Some of the explanations are:

  • Legislative process has been captured by multinational companies and influential lobbyist groups;
  • Government’s own links with tax havens or their own reliance on tax havens to maintain or improve their wealth (apparently Cameron’s inherited wealth was very much created through tax havens);
  • Over 60 MPs have relations with companies related to tax havens;
  • The City of London, the mother of all tax havens, is the top lobbyist in the UK, the oldest lobbyist in the world, and has a designated seat in the parliament;
  • Since mid 20th century international finance has been the key sector, which has preserved UK’s world power status. Without the City of London and its worldwide cobweb of tax havens and further plans of expansion and influence (the cityUK is behind the ambitious project of making Nairobi the international finance centre) UK would be a medium-size economy;
  • what will the firms like Maples (the leading international law firm advising financial, institutional and business clients around the world on the laws of the Cayman Islands, Ireland and the British Virgin Islands).do, once they wont be able to makes fortunes out of advisory services on ‘developing innovative and effective solutions’ on tax matters?

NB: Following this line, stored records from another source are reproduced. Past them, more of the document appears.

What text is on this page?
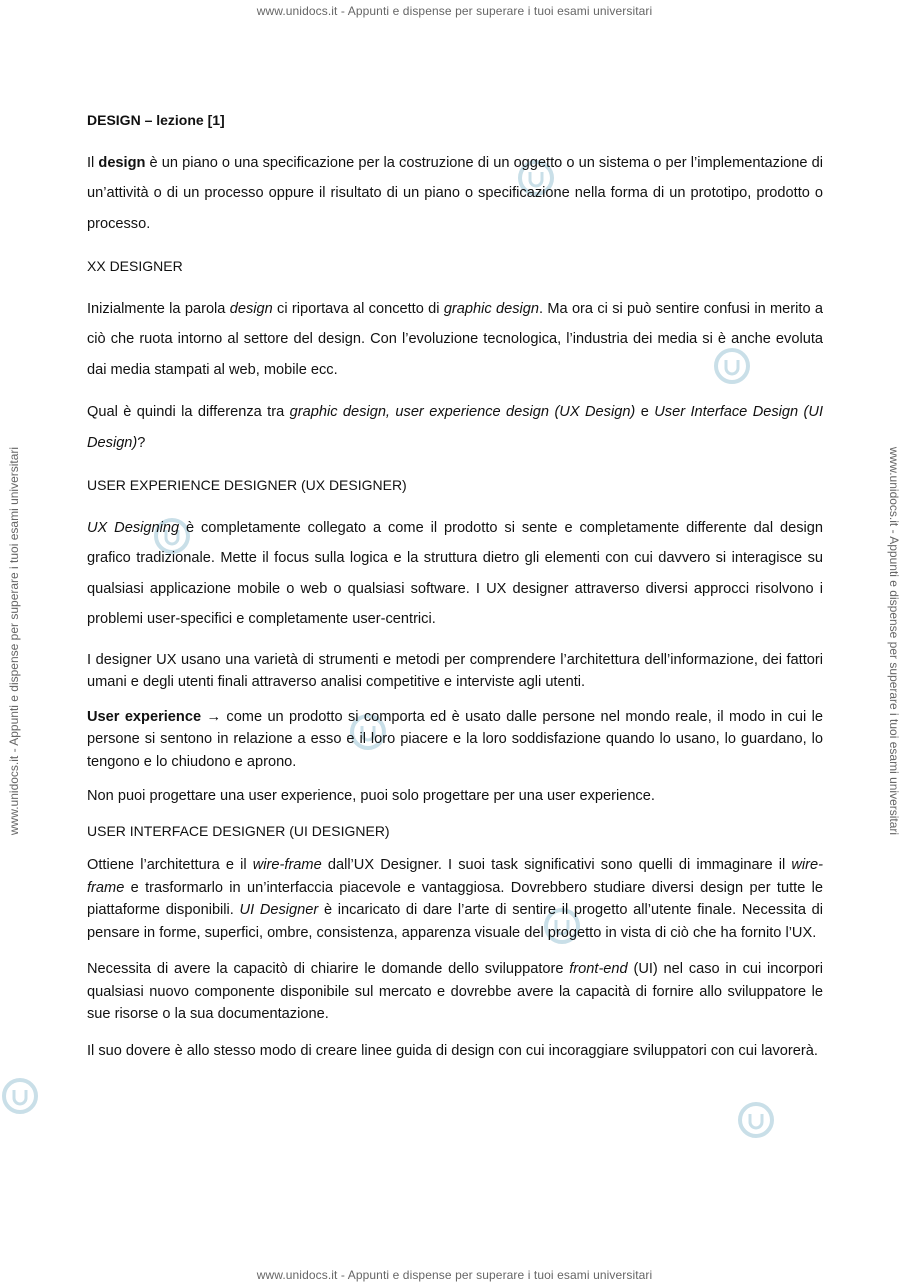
www.unidocs.it - Appunti e dispense per superare i tuoi esami universitari
www.unidocs.it - Appunti e dispense per superare i tuoi esami universitari
www.unidocs.it - Appunti e dispense per superare i tuoi esami universitari	www.unidocs.it - Appunti e dispense per superare i tuoi esami universitari

DESIGN – lezione [1]

Il design è un piano o una specificazione per la costruzione di un oggetto o un sistema o per l’implementazione di un’attività o di un processo oppure il risultato di un piano o specificazione nella forma di un prototipo, prodotto o processo.

XX DESIGNER

Inizialmente la parola design ci riportava al concetto di graphic design. Ma ora ci si può sentire confusi in merito a ciò che ruota intorno al settore del design. Con l’evoluzione tecnologica, l’industria dei media si è anche evoluta dai media stampati al web, mobile ecc.

Qual è quindi la differenza tra graphic design, user experience design (UX Design) e User Interface Design (UI Design)?

USER EXPERIENCE DESIGNER (UX DESIGNER)

UX Designing è completamente collegato a come il prodotto si sente e completamente differente dal design grafico tradizionale. Mette il focus sulla logica e la struttura dietro gli elementi con cui davvero si interagisce su qualsiasi applicazione mobile o web o qualsiasi software. I UX designer attraverso diversi approcci risolvono i problemi user-specifici e completamente user-centrici.

I designer UX usano una varietà di strumenti e metodi per comprendere l’architettura dell’informazione, dei fattori umani e degli utenti finali attraverso analisi competitive e interviste agli utenti.

User experience → come un prodotto si comporta ed è usato dalle persone nel mondo reale, il modo in cui le persone si sentono in relazione a esso e il loro piacere e la loro soddisfazione quando lo usano, lo guardano, lo tengono e lo chiudono e aprono.

Non puoi progettare una user experience, puoi solo progettare per una user experience.

USER INTERFACE DESIGNER (UI DESIGNER)

Ottiene l’architettura e il wire-frame dall’UX Designer. I suoi task significativi sono quelli di immaginare il wire-frame e trasformarlo in un’interfaccia piacevole e vantaggiosa. Dovrebbero studiare diversi design per tutte le piattaforme disponibili. UI Designer è incaricato di dare l’arte di sentire il progetto all’utente finale. Necessita di pensare in forme, superfici, ombre, consistenza, apparenza visuale del progetto in vista di ciò che ha fornito l’UX.

Necessita di avere la capacitò di chiarire le domande dello sviluppatore front-end (UI) nel caso in cui incorpori qualsiasi nuovo componente disponibile sul mercato e dovrebbe avere la capacità di fornire allo sviluppatore le sue risorse o la sua documentazione.

Il suo dovere è allo stesso modo di creare linee guida di design con cui incoraggiare sviluppatori con cui lavorerà.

The last G20 and G8 summits indeed have expressed concerns about the negative impact of tax havens and have even called for concrete actions against them, however, in reality the hyperactive signing of cooperative agreements is far from sufficient to make a significant change. It’s like putting a plaster on an infected wound; nobody will be able to say that you have not done anything, but it will only hide the infection but bacteria will continue growing.

US and EU has been more progressive in addressing tax haven issues, but will they be strong enough to challenge the UK’s status quo?

One of the main narrators in this film, father William Taylor, who is extremely passionate about tax justice issues and wants to make politicians and companies accountable for this theft, ironically calls his own actions of speaking up and challenging the establishment as ‘farting at a tea party’ – you are just simply not supposed to talk about these tings! How dare you, but we should. We need more fathers William Taylor and more such noise-making films like the UK Gold.